Wednesday, 2 November 2011

White van men


That’s a Luton, above. Most of them look a bit more battered, but you can fit a lot into a Luton. Much of today was spent loading up a Luton with a 70-odd-year-old poet’s boxes (of books, of papers) and some bookcases and other furniture too and moving them from one part of London to storage in another part. Two recent days have been spent doing the same with twenty years’ accumulation of paintings by an artist (who is being evicted from her charity-controlled studio on the grounds she doesn’t use it enough), and tomorrow the same. The drivers – Hungarian and Romanian – have been a joy: cheerful, helpful, gsoh, and – even allowing for the cigarette breaks – amazingly fast and efficient.

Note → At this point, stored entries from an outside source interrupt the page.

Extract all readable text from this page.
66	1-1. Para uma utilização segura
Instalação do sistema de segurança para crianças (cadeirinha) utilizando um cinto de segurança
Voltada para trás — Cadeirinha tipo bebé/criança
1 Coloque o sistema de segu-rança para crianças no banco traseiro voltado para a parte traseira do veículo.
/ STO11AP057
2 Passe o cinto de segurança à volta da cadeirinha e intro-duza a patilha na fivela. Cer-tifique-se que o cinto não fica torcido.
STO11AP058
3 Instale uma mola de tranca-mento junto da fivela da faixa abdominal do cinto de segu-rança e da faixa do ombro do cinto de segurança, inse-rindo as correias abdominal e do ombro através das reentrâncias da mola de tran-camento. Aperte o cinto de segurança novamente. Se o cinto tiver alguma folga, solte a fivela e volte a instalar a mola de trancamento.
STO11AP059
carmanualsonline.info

A few years ago we regularly used a Luton driver who was German, had a philosophy degree, and whose conversation made the time (some of the journeys were to or from far outside London) speed by. He asked us to supper. The meal – cooked by his French wife, and eaten outside in summertime on a cracked patio overlooking a unkempt garden somewhere in Harrow; three courses at least, with a different wine for each course – was one of the best I’ve had. Then he moved on. He told us to go to his abandoned house and take what furniture we liked. My desk chair, the one I’m sitting on, was his chair. I’m privileged.